Building symmetries into data-driven manifold dynamics models for complex flows: application to two-dimensional Kolmogorov flow

Data-driven reduced-order models of the dynamics of complex flows are important for tasks related to design, understanding, prediction, and control. Many flows obey symmetries, and the present work illustrates how these can be exploited to yield highly efficient low-dimensional data-driven models for chaotic flows. In particular, incorporating symmetries both guarantees that the reduced order model automatically respects them and dramatically increases the effective density of data sampling. Given data for the long-time dynamics of a system, and knowing the set of continuous and discrete symmetries it obeys, the first step in the methodology is to identify a "fundamental chart", a region in the state space of the flow to which all other regions can be mapped by a symmetry operation, and a set of criteria indicating what mapping takes each point in state space into that chart. We then find a low-dimensional coordinate representation of the data in the fundamental chart with the use of an autoencoder architecture that also provides an estimate of the dimension of the invariant manifold where data lie. Finally, we learn dynamics on this manifold with the use of neural ordinary differential equations.
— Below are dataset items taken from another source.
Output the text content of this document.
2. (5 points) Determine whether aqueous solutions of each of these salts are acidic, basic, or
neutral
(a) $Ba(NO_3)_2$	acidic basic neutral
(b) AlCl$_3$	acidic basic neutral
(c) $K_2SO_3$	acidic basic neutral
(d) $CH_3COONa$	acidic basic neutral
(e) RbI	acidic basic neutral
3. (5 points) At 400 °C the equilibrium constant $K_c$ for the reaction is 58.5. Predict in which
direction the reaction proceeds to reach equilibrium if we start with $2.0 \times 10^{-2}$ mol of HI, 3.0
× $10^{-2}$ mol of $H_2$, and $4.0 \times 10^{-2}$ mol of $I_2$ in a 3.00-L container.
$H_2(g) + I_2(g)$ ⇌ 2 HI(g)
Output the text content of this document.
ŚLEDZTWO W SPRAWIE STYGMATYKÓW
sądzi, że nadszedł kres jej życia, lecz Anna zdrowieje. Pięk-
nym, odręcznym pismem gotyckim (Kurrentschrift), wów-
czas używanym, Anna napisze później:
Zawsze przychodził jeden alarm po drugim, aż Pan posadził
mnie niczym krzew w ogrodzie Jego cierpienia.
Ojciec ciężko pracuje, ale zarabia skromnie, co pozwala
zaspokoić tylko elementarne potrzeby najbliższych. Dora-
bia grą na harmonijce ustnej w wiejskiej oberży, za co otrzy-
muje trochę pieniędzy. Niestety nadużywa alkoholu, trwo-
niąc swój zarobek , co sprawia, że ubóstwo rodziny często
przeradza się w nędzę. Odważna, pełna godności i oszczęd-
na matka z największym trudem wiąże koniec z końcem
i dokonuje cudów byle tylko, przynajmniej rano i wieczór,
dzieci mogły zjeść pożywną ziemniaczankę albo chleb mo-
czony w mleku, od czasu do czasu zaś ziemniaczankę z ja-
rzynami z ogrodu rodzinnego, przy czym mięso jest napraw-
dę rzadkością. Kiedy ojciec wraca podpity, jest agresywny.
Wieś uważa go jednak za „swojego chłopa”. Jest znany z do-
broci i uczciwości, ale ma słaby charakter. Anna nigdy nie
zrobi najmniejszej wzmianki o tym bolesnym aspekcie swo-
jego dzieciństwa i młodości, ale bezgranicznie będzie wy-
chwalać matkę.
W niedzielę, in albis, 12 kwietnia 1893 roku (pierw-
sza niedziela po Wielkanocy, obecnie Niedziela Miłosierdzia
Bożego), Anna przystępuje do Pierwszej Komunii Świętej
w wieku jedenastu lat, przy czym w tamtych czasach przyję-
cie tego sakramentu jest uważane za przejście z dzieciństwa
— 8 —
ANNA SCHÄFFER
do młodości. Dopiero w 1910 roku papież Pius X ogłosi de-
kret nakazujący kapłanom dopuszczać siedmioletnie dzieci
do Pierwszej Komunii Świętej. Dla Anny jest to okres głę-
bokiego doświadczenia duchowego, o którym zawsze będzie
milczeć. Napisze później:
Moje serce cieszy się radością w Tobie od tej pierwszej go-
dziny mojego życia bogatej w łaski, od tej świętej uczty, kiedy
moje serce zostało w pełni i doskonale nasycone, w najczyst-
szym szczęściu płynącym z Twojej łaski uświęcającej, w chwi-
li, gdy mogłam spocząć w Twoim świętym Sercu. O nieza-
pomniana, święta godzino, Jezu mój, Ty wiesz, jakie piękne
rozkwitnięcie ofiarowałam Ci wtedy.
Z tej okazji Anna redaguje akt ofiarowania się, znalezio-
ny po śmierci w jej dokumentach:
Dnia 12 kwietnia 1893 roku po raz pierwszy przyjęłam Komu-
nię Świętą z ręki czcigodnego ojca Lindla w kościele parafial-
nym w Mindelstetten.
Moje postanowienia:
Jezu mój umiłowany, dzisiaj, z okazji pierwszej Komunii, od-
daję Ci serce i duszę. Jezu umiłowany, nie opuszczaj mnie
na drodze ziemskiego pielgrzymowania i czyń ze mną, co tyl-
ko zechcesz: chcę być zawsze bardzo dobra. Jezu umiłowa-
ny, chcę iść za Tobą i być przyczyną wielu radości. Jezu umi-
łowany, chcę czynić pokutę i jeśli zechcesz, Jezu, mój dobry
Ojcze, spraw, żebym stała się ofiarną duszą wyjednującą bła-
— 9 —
We apply this method, denoted "symmetry charting" to simulation data from two-dimensional Kolmogorov flow in a chaotic bursting regime. This system has a continuous translation symmetry, and discrete rotation and shift-reflect symmetries. With this framework we observe that less data is needed to learn accurate data-driven models, more robust estimates of the manifold dimension are obtained, equivariance of the NSE is satisfied, better short-time tracking with respect to the true data is observed, and long-time statistics are correctly captured.